Formasi, Pendidikan menengah dan sekolah
Apa persamaan? Tanda pertama dari prinsip-prinsip kesetaraan dan
"Kesetaraan" - topik yang murid masih di sekolah dasar. Hal menyertai dia sebagai "ketidakadilan" nya. Kedua konsep terkait erat. Selain itu, dengan mereka terkait hal seperti identitas persamaan. Jadi apa kesetaraan?
Konsep kesetaraan
Dengan istilah ini mengacu pada pernyataan dalam catatan yang ada tanda "=". Kesetaraan dibagi menjadi benar dan salah. Jika rekaman bernilai bukannya = <,>, ketika datang ke ketidaksetaraan. By the way, tanda pertama kesetaraan mengatakan bahwa dua bagian dari ekspresi adalah identik dalam hasilnya atau merekam.
Selain konsep kesetaraan, sekolah juga mempelajari topik "kesetaraan numerik". Di bawah pernyataan ini untuk memahami dua ekspresi numerik yang berdiri di kedua sisi tanda =. Sebagai contoh, 2 * 5 + 7 = 17. Kedua pos yang sama.

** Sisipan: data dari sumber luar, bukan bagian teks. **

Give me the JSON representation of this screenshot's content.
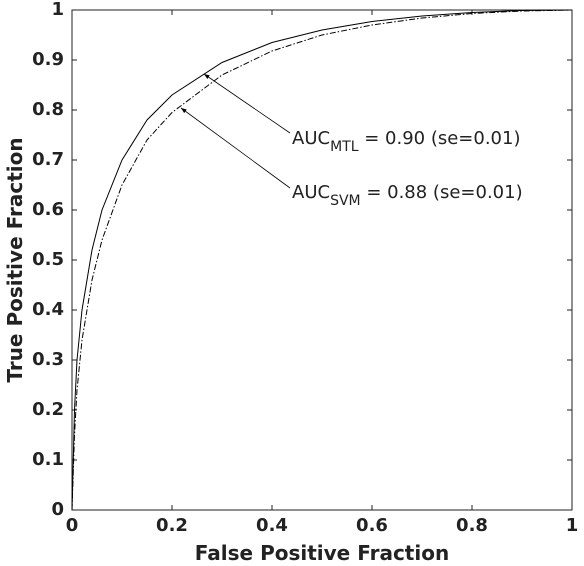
{
  "chart_data": {
    "type": "line",
    "xlabel": "False Positive Fraction",
    "ylabel": "True Positive Fraction",
    "xlim": [
      0,
      1
    ],
    "ylim": [
      0,
      1
    ],
    "xticks": [
      0,
      0.2,
      0.4,
      0.6,
      0.8,
      1
    ],
    "yticks": [
      0,
      0.1,
      0.2,
      0.3,
      0.4,
      0.5,
      0.6,
      0.7,
      0.8,
      0.9,
      1
    ],
    "grid": false,
    "series": [
      {
        "color": "#000000",
        "dash": "solid",
        "x": [
          0,
          0.005,
          0.01,
          0.02,
          0.04,
          0.06,
          0.1,
          0.15,
          0.2,
          0.3,
          0.4,
          0.5,
          0.6,
          0.7,
          0.8,
          0.9,
          1
        ],
        "values": [
          0,
          0.2,
          0.3,
          0.4,
          0.52,
          0.6,
          0.7,
          0.78,
          0.83,
          0.895,
          0.935,
          0.96,
          0.977,
          0.988,
          0.995,
          0.999,
          1
        ]
      },
      {
        "color": "#000000",
        "dash": "dashdot",
        "x": [
          0,
          0.005,
          0.01,
          0.02,
          0.04,
          0.06,
          0.1,
          0.15,
          0.2,
          0.3,
          0.4,
          0.5,
          0.6,
          0.7,
          0.8,
          0.9,
          1
        ],
        "values": [
          0,
          0.15,
          0.24,
          0.34,
          0.46,
          0.54,
          0.65,
          0.74,
          0.795,
          0.87,
          0.918,
          0.95,
          0.97,
          0.984,
          0.993,
          0.998,
          1
        ]
      }
    ],
    "annotations": [
      {
        "text": "AUC",
        "subscript": "MTL",
        "suffix": " = 0.90 (se=0.01)"
      },
      {
        "text": "AUC",
        "subscript": "SVM",
        "suffix": " = 0.88 (se=0.01)"
      }
    ]
  }
}
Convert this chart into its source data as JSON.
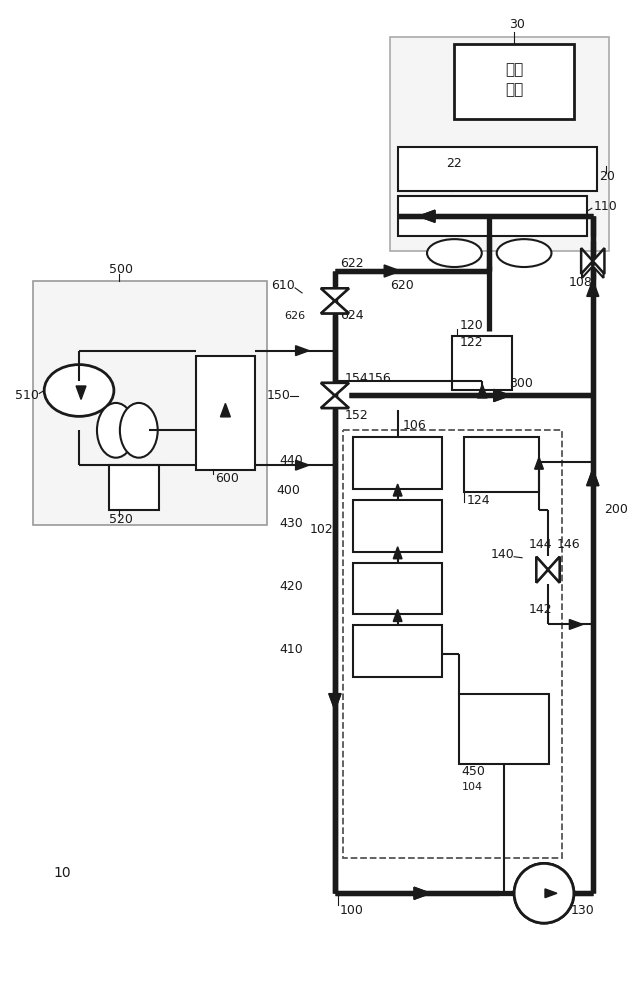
{
  "bg": "#ffffff",
  "lc": "#1a1a1a",
  "gray": "#888888",
  "tlw": 3.8,
  "nlw": 1.5,
  "dlw": 1.3,
  "fuel_text1": "燃料",
  "fuel_text2": "电池"
}
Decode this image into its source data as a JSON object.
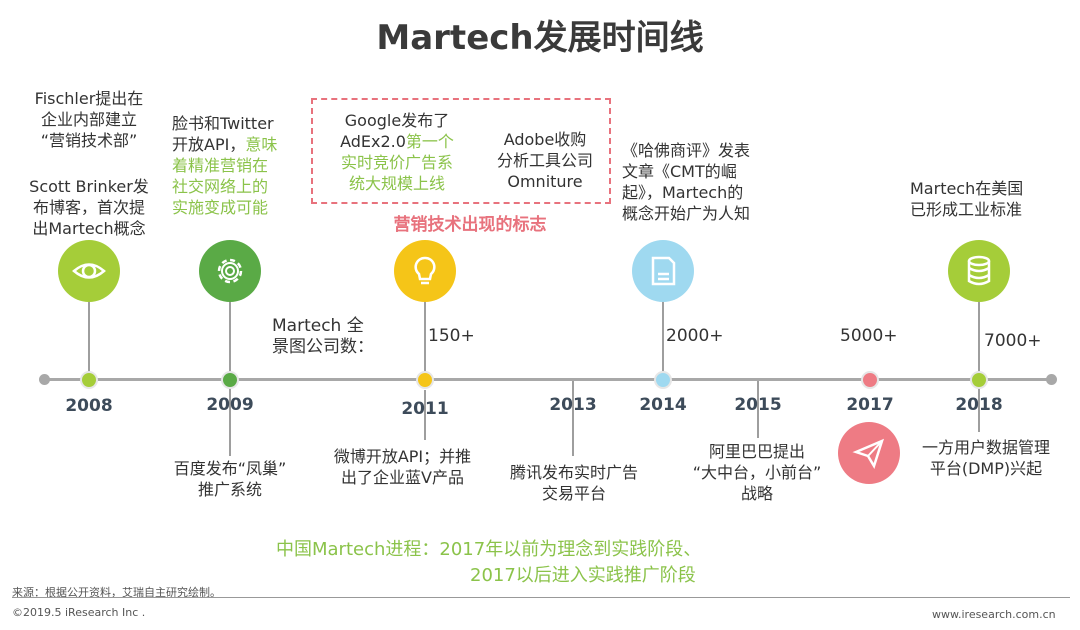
{
  "title": "Martech发展时间线",
  "years": [
    "2008",
    "2009",
    "2011",
    "2013",
    "2014",
    "2015",
    "2017",
    "2018"
  ],
  "top_events": {
    "e2008_a": [
      "Fischler提出在",
      "企业内部建立",
      "“营销技术部”"
    ],
    "e2008_b": [
      "Scott Brinker发",
      "布博客，首次提",
      "出Martech概念"
    ],
    "e2009_plain": [
      "脸书和Twitter",
      "开放API，"
    ],
    "e2009_green_inline": "意味",
    "e2009_green": [
      "着精准营销在",
      "社交网络上的",
      "实施变成可能"
    ],
    "e2011_plain": [
      "Google发布了",
      "AdEx2.0"
    ],
    "e2011_green_inline": "第一个",
    "e2011_green": [
      "实时竞价广告系",
      "统大规模上线"
    ],
    "adobe": [
      "Adobe收购",
      "分析工具公司",
      "Omniture"
    ],
    "marker_label": "营销技术出现的标志",
    "e2014": [
      "《哈佛商评》发表",
      "文章《CMT的崛",
      "起》，Martech的",
      "概念开始广为人知"
    ],
    "e2018": [
      "Martech在美国",
      "已形成工业标准"
    ]
  },
  "bottom_events": {
    "e2009": [
      "百度发布“凤巢”",
      "推广系统"
    ],
    "e2011": [
      "微博开放API；并推",
      "出了企业蓝V产品"
    ],
    "e2013": [
      "腾讯发布实时广告",
      "交易平台"
    ],
    "e2015": [
      "阿里巴巴提出",
      "“大中台，小前台”",
      "战略"
    ],
    "e2018": [
      "一方用户数据管理",
      "平台(DMP)兴起"
    ]
  },
  "landscape_label": [
    "Martech 全",
    "景图公司数："
  ],
  "counts": [
    "150+",
    "2000+",
    "5000+",
    "7000+"
  ],
  "conclusion": [
    "中国Martech进程：2017年以前为理念到实践阶段、",
    "2017以后进入实践推广阶段"
  ],
  "source": "来源：根据公开资料，艾瑞自主研究绘制。",
  "copyright": "©2019.5 iResearch Inc .",
  "website": "www.iresearch.com.cn",
  "icons": [
    "eye-icon",
    "gear-icon",
    "lightbulb-icon",
    "document-icon",
    "paper-plane-icon",
    "database-icon"
  ],
  "colors": {
    "green_light": "#a5cd39",
    "green_dark": "#5aaa46",
    "yellow": "#f5c518",
    "light_blue": "#9fd9f0",
    "red": "#ee7b84",
    "text_green": "#8bc34a",
    "text_red": "#e8727d"
  }
}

Dalam hal angka jenis ini dapat digunakan kurung prosedur yang mempengaruhi. Jadi, ada 4 aturan yang harus diperhitungkan saat menghitung hasil ekspresi numerik.

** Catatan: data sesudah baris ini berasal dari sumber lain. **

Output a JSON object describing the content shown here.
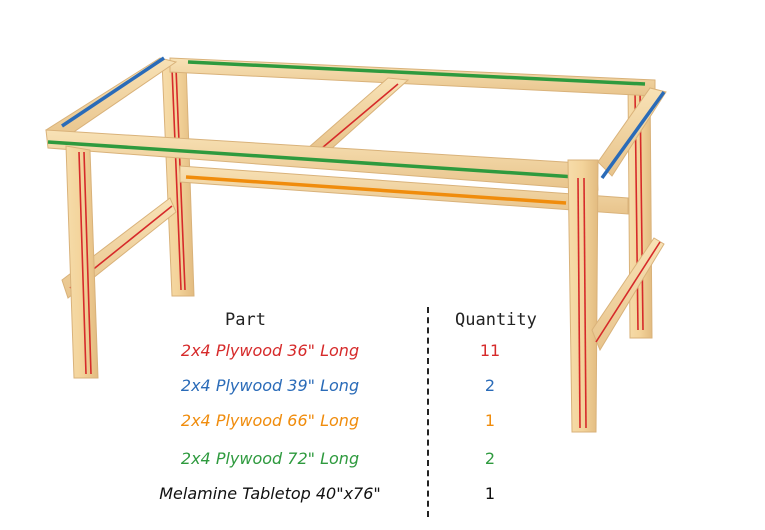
{
  "table": {
    "header_part": "Part",
    "header_quantity": "Quantity",
    "rows": [
      {
        "part": "2x4 Plywood 36\" Long",
        "quantity": "11",
        "color": "#d62a2a"
      },
      {
        "part": "2x4 Plywood 39\" Long",
        "quantity": "2",
        "color": "#2a6bb8"
      },
      {
        "part": "2x4 Plywood 66\" Long",
        "quantity": "1",
        "color": "#f08c0c"
      },
      {
        "part": "2x4 Plywood 72\" Long",
        "quantity": "2",
        "color": "#2e9a3e"
      },
      {
        "part": "Melamine Tabletop 40\"x76\"",
        "quantity": "1",
        "color": "#111111"
      }
    ]
  },
  "colors": {
    "wood": "#f2d39b",
    "wood_edge": "#d9b27a",
    "red": "#d62a2a",
    "blue": "#2a6bb8",
    "orange": "#f08c0c",
    "green": "#2e9a3e"
  }
}
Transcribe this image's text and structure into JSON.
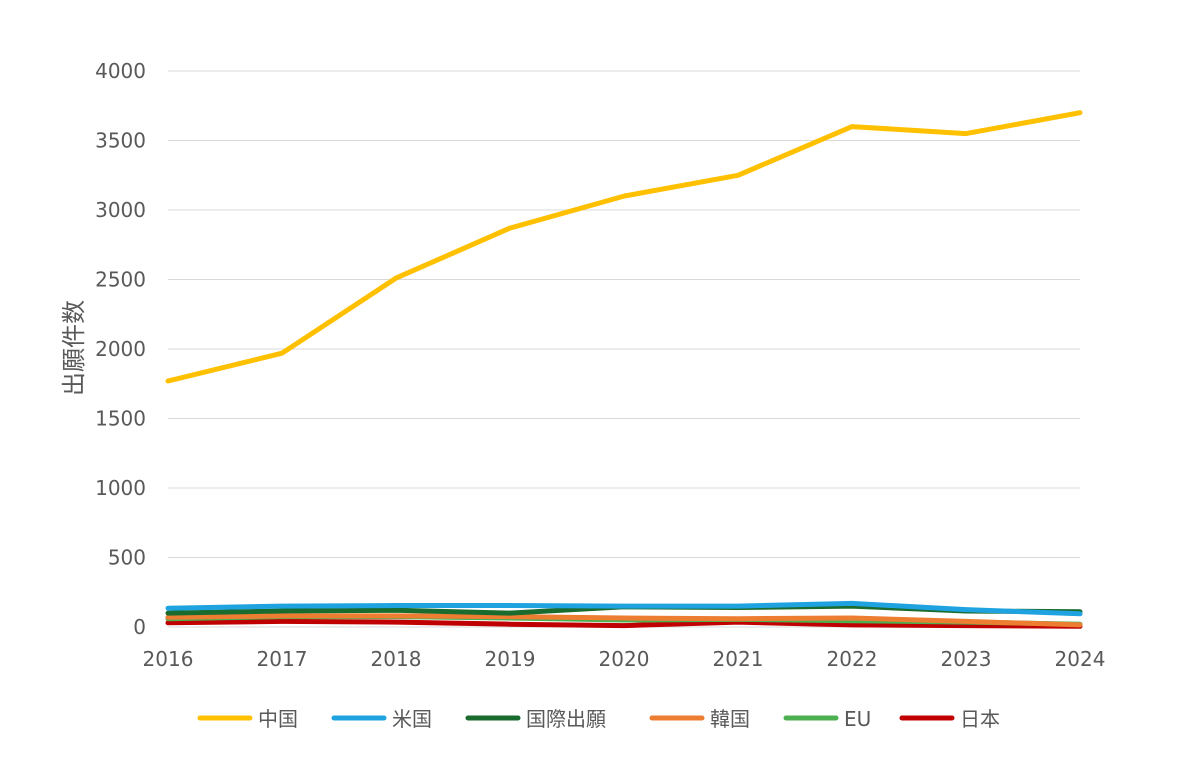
{
  "chart_data": {
    "type": "line",
    "title": "",
    "xlabel": "",
    "ylabel": "出願件数",
    "x": [
      "2016",
      "2017",
      "2018",
      "2019",
      "2020",
      "2021",
      "2022",
      "2023",
      "2024"
    ],
    "ylim": [
      0,
      4000
    ],
    "yticks": [
      "0",
      "500",
      "1000",
      "1500",
      "2000",
      "2500",
      "3000",
      "3500",
      "4000"
    ],
    "grid": true,
    "legend_position": "bottom",
    "series": [
      {
        "name": "中国",
        "color": "#FFC000",
        "values": [
          1770,
          1970,
          2510,
          2870,
          3100,
          3250,
          3600,
          3550,
          3700
        ]
      },
      {
        "name": "米国",
        "color": "#1FA3E0",
        "values": [
          135,
          150,
          155,
          155,
          150,
          150,
          170,
          125,
          95
        ]
      },
      {
        "name": "国際出願",
        "color": "#1A6B2E",
        "values": [
          100,
          115,
          120,
          100,
          145,
          140,
          150,
          115,
          110
        ]
      },
      {
        "name": "韓国",
        "color": "#ED7D31",
        "values": [
          70,
          80,
          80,
          75,
          65,
          60,
          65,
          40,
          15
        ]
      },
      {
        "name": "EU",
        "color": "#4CAF50",
        "values": [
          60,
          75,
          75,
          65,
          50,
          55,
          45,
          35,
          20
        ]
      },
      {
        "name": "日本",
        "color": "#C00000",
        "values": [
          30,
          40,
          35,
          20,
          10,
          35,
          15,
          10,
          5
        ]
      }
    ]
  }
}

- Jika entri tidak ada tanda kurung, sedangkan operasi dilakukan dari langkah yang lebih tinggi: III → II → I. Jika ada beberapa langkah satu kategori, maka mereka kiri ke kanan.
- Jika catatan memiliki kawat gigi, maka tindakan tersebut dilakukan dalam tanda kurung, dan kemudian mempertimbangkan langkah-langkah. Mungkin dalam kurung akan lebih tindakan.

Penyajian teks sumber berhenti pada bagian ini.